2. $y = \ln\left(\frac{x(2x+5)^{\frac{1}{3}}}{7x^2+1}\righ t)$

$y = \ln{x} + \frac{1}{3}\ln(2x+5) - \ln(7x^2+1)$

$\frac{dy}{dx} = \frac{1}{x} + \frac{2}{3(2x+5)} - \frac{14x}{7x^2+1}$

$\int \frac{x^4}{3-x^5} \, dx$

$-\frac{1}{5} \int \frac{-5x^4}{3-x^5} \, dx$

$-\frac{1}{5} \ln|3-x^5| + C$

last one is correct, except for the csc(u) you wrote ...

3. Oh yeah it should be sec(u) which integrates into ln | sec(u) + tan(u) | + C

So for the first one I was basically down to deriving what I had re arranged and the other two were correct except for me incorrectly deriving 3-x^5. It derives into 5x^4 so to balance you need a -1/5 infront of the intergrand. which makes it -1/5 ln | 3 - x^5 | + C

Ok I figured i was very close with them and this clears it right up! Thanks!

Also in the future when I need help how do I post my problems like you have ? It would be easier to have them with the proper symbols and things like how you rewrote my examples in a more formally in math terms.

Thanks again! Lookin forward to helpin and gettin help when i need it!!
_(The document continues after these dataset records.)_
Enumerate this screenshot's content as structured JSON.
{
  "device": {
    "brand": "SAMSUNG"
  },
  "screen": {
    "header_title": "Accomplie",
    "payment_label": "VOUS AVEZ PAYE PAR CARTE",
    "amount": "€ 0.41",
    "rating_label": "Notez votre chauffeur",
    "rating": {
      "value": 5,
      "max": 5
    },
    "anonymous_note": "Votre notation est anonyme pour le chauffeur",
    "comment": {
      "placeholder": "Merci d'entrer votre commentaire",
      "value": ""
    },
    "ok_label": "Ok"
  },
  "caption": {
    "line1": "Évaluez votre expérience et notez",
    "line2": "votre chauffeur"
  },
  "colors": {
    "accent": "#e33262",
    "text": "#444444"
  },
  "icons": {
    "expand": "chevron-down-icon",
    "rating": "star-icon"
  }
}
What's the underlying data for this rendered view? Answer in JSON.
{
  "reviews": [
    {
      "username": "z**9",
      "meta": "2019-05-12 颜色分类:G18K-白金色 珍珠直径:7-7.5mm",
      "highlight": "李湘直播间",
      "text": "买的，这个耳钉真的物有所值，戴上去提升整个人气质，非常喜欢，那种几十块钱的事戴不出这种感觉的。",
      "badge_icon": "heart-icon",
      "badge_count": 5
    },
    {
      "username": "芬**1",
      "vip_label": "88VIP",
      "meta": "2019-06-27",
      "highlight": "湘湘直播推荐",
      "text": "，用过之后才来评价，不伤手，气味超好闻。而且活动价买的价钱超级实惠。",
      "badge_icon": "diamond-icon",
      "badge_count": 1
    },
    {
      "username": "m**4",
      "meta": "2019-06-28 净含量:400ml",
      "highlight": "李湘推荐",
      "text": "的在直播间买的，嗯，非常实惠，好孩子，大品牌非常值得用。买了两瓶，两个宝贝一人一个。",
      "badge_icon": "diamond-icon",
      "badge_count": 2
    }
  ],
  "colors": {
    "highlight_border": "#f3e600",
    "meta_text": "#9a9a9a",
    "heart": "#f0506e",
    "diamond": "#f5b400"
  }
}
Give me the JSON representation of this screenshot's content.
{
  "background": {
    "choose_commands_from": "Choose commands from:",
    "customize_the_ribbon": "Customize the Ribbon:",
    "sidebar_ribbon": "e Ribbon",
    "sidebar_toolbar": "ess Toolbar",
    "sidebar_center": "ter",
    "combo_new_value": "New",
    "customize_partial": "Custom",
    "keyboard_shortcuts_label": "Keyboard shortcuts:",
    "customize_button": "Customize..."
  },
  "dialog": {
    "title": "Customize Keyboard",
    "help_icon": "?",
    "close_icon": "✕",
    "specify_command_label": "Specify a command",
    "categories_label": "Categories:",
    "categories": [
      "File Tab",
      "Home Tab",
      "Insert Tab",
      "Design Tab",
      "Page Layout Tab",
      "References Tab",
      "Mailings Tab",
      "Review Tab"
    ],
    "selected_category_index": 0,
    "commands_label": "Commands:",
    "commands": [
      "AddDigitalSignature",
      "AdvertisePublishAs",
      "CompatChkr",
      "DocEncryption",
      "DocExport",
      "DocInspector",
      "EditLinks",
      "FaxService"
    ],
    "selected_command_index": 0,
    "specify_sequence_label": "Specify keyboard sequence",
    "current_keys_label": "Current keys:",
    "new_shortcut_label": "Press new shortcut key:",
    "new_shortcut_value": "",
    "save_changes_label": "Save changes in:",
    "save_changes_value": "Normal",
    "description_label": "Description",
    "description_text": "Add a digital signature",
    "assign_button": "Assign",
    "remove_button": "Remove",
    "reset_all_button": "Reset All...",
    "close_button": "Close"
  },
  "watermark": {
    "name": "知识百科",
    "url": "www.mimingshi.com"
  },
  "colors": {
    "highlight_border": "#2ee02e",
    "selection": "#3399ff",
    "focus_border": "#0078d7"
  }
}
4. Originally Posted by battleman13
Oh yeah it should be sec(u) which integrates into ln | sec(u) + tan(u) | + C

So for the first one I was basically down to deriving what I had re arranged and the other two were correct except for me incorrectly deriving 3-x^5. It derives into 5x^4 so to balance you need a -1/5 infront of the intergrand. which makes it -1/5 ln | 3 - x^5 | + C

Ok I figured i was very close with them and this clears it right up! Thanks!

Also in the future when I need help how do I post my problems like you have ? It would be easier to have them with the proper symbols and things like how you rewrote my examples in a more formally in math terms.

Thanks again! Lookin forward to helpin and gettin help when i need it!!
It's done using an inbuilt LaTeX compiler.

Go to the LaTeX sub-forum and read the tutorials.